By Patricia Tanumihardja, Pickles and Tea
10 ounces graham crackers (I used Marie biscuits, you should have about 2 cups of crumbs)
6 tablespoons soft unsalted butter
13-ounce jar Nutella, at room temperature
2 (8-ounce) boxes Neufchâtel, cheese at room temperature
1/2 cup powdered sugar, sifted
1. To make the crust, break the crackers into the bowl of a food processor. Pulse with the butter and 1 tablespoon Nutella until the mixture is grainy and clumps together like damp sand. For a gadget-free (I hope a rolling pin qualifies) version, follow my instructions for Calamansi No-Bake Cloud Pie crust.
2. Using your hands, dump the mixture into a greased 9-inch round springform pan and press to form a crust. Chill in the fridge. If you don’t have a springform, line a pie plate with parchment like I did.

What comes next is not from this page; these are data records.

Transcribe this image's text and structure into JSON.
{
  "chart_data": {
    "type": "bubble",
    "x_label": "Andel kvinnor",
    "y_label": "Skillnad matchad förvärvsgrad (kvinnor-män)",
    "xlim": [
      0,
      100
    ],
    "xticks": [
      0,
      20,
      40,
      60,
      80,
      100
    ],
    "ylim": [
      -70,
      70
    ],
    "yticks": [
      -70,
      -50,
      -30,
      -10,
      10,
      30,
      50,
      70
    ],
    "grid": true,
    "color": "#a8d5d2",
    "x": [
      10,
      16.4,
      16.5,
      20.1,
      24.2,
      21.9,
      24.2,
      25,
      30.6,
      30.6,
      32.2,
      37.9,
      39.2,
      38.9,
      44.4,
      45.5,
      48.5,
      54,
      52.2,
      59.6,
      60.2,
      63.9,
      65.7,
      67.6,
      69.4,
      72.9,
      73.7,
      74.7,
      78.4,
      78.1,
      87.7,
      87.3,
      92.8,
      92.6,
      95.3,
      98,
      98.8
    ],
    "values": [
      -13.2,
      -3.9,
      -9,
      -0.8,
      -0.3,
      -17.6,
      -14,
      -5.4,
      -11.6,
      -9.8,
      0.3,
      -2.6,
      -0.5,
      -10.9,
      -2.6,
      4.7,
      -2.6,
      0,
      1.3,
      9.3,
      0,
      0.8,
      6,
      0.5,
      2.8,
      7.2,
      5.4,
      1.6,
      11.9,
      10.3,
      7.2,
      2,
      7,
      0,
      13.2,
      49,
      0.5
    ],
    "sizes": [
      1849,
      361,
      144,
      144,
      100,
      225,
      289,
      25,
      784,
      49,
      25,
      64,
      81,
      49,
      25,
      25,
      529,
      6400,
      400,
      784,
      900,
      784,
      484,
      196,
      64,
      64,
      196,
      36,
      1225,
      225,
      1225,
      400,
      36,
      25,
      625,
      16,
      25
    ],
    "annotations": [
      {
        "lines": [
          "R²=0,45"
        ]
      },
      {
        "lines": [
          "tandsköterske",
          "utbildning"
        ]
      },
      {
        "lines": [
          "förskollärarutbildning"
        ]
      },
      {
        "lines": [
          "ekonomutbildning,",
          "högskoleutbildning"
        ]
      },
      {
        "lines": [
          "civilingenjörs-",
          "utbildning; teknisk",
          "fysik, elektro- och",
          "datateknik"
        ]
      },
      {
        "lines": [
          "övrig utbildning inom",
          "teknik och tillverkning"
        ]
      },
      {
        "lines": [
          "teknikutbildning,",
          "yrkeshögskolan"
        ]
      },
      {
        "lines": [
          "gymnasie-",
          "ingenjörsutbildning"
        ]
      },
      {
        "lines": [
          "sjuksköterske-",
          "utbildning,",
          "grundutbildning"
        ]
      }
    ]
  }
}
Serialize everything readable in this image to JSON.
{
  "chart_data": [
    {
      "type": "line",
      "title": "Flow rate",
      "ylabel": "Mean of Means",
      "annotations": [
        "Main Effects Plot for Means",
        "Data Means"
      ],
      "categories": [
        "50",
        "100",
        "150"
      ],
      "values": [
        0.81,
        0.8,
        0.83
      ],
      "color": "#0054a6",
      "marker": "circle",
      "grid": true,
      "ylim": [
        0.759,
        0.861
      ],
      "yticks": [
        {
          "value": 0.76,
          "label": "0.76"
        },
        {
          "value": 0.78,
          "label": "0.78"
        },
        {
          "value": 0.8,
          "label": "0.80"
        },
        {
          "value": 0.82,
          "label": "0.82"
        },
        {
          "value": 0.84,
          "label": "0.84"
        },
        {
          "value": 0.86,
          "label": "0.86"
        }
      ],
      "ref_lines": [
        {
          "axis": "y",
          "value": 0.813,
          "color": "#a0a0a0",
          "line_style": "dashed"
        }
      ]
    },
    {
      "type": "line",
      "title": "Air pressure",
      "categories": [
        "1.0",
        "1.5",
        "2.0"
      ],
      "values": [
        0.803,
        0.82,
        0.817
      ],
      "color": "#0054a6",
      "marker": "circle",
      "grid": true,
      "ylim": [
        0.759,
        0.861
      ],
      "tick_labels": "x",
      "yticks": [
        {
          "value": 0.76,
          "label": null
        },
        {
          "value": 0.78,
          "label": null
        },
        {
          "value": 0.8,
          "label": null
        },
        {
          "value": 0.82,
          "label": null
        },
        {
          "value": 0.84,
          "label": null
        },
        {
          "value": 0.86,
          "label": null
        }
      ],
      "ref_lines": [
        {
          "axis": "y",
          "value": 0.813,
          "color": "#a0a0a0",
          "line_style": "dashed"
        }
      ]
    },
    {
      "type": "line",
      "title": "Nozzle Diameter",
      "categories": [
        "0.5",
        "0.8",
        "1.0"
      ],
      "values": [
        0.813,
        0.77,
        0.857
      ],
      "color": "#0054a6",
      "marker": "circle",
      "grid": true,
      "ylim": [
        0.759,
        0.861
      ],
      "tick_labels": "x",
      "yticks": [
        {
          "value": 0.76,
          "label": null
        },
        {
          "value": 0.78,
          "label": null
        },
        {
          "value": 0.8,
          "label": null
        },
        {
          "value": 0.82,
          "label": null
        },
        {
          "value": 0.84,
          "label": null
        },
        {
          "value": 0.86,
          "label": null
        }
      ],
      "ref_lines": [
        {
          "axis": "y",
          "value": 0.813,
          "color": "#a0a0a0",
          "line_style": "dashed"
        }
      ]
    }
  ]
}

3. Stir and beat the cheese and sugar together until smooth. Add the rest of the Nutella (yes, all of it!) and stir and beat until there’s no more white to be seen. I did this by hand but use a hand mixer on low if you prefer.4. Take the crust out of the fridge and smooth the Nutella mixture over the crust with a spatula. Chill at least four hours. Dip your knife in water before cutting and serve straight from the fridge for best results.